Auslandsjob.de: Sollten bereits Abiturienten bei der Planung einer Auslandszeit berücksichtigen, was später für die Karriere, den Job, die Soft Skills, Sprachkenntnisse, das Studium nützlich sein kann?

Ich denke ja. Ich reise selbst gerne und bin im Anschluss an die Summer School in China mehrere Wochen durch Südostasien gereist. Ich würde definitiv empfehlen, dies bei der Planung eines Auslandsaufenthaltes zu berücksichtigen und Spaß am Reisen und anderen Kulturen mit sinnvollen Aktivitäten zu kombinieren. Zum einen gilt bei vielen Unternehmen noch das Ideal des „lückenlosen“ Lebenslaufs, sodass sich ein längerer Auslandsaufenthalt z.B. durch ein Praktikum oder eine Summer School im beruflichen Umfeld einfach besser „verkaufen“ lässt.
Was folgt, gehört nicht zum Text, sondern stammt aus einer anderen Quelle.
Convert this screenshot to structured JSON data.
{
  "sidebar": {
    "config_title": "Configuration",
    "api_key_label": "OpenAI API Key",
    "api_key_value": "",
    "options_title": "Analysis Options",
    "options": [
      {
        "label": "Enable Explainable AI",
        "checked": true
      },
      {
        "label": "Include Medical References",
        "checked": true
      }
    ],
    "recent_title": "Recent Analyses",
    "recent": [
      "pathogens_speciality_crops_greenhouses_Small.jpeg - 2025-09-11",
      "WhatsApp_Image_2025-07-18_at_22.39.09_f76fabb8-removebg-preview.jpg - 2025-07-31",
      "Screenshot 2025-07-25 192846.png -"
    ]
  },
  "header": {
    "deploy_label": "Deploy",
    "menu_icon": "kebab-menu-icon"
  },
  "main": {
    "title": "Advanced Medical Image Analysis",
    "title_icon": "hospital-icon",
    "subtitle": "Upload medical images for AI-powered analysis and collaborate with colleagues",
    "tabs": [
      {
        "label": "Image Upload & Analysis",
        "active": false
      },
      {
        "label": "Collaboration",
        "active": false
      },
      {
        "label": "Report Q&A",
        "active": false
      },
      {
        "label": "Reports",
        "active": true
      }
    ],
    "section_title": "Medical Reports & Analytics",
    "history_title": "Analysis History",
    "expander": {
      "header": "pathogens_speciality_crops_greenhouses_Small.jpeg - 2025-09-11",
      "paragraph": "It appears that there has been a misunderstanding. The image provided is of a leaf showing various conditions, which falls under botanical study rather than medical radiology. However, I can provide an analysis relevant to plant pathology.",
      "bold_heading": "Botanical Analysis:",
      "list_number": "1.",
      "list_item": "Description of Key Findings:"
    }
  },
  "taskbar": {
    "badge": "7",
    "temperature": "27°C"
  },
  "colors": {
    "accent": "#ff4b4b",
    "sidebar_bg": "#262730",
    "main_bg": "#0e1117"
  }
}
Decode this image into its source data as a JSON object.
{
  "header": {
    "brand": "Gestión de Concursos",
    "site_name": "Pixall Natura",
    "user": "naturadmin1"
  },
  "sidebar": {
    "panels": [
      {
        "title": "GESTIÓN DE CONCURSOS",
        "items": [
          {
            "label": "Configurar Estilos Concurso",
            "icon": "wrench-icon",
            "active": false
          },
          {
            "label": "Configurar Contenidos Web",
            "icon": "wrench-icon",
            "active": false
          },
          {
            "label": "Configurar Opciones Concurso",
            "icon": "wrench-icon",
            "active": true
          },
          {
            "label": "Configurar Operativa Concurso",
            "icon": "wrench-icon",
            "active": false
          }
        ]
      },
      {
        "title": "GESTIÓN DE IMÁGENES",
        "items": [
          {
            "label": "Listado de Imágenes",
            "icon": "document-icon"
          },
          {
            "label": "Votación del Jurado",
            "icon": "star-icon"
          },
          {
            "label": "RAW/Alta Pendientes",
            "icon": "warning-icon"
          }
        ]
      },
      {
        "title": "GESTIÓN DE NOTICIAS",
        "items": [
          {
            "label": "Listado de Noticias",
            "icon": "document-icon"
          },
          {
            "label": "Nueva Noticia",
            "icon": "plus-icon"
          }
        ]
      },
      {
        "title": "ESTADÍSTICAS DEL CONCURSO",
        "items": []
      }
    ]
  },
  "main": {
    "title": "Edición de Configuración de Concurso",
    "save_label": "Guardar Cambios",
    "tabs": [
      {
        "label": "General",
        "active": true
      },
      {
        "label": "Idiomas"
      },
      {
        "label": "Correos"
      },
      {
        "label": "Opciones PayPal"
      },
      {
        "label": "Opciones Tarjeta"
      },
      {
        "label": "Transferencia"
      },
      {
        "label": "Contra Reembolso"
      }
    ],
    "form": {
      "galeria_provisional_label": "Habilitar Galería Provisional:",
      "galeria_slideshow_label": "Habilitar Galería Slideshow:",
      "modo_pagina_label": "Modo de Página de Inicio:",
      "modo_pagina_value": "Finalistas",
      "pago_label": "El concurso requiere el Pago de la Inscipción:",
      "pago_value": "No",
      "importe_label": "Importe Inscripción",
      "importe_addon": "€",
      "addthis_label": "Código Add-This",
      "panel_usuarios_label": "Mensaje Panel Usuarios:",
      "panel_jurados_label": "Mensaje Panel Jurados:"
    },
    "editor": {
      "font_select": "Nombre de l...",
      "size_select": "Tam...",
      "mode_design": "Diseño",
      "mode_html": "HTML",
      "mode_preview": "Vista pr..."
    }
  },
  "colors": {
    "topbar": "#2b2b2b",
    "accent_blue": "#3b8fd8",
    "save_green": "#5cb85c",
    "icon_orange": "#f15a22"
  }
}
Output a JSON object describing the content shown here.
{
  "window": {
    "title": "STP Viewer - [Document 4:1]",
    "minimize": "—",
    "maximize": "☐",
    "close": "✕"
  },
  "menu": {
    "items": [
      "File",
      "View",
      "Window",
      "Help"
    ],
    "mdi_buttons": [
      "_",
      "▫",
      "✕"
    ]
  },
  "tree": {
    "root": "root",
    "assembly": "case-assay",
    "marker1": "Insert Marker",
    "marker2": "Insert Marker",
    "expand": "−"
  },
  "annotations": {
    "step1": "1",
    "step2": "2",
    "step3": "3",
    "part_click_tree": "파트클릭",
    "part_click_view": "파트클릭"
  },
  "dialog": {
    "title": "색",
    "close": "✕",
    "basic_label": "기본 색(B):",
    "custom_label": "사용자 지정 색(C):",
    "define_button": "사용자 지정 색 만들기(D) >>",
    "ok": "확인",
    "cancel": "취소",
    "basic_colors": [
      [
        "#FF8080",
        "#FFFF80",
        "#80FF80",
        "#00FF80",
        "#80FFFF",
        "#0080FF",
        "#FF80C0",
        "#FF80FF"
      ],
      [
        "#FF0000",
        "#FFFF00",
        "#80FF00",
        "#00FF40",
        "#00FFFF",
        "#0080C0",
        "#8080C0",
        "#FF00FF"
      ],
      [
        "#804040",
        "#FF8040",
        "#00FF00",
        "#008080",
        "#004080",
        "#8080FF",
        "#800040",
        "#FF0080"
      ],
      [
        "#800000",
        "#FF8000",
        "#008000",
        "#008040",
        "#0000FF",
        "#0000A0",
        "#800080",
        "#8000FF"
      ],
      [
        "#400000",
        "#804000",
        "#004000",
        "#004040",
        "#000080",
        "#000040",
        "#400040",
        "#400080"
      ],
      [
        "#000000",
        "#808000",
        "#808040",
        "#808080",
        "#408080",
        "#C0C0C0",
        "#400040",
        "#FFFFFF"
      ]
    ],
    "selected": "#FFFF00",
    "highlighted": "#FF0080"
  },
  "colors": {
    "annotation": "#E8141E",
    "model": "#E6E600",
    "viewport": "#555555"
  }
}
Der Erwerb von Soft Skills oder Sprachkenntnissen lässt sich natürlich durch einen Sprachkurs oder ehrenamtliches Engagement besser nachweisen als durch „reines Reisen“.

Nichtsdestotrotz kann ich mich wirklich nur für eine Auslandszeit aussprechen! Heutzutage gibt es so viele Möglichkeiten diese in den Lebenslauf zu integrieren.

Auslandsjob.de dankt Elvira Urmeew für ihre Antworten.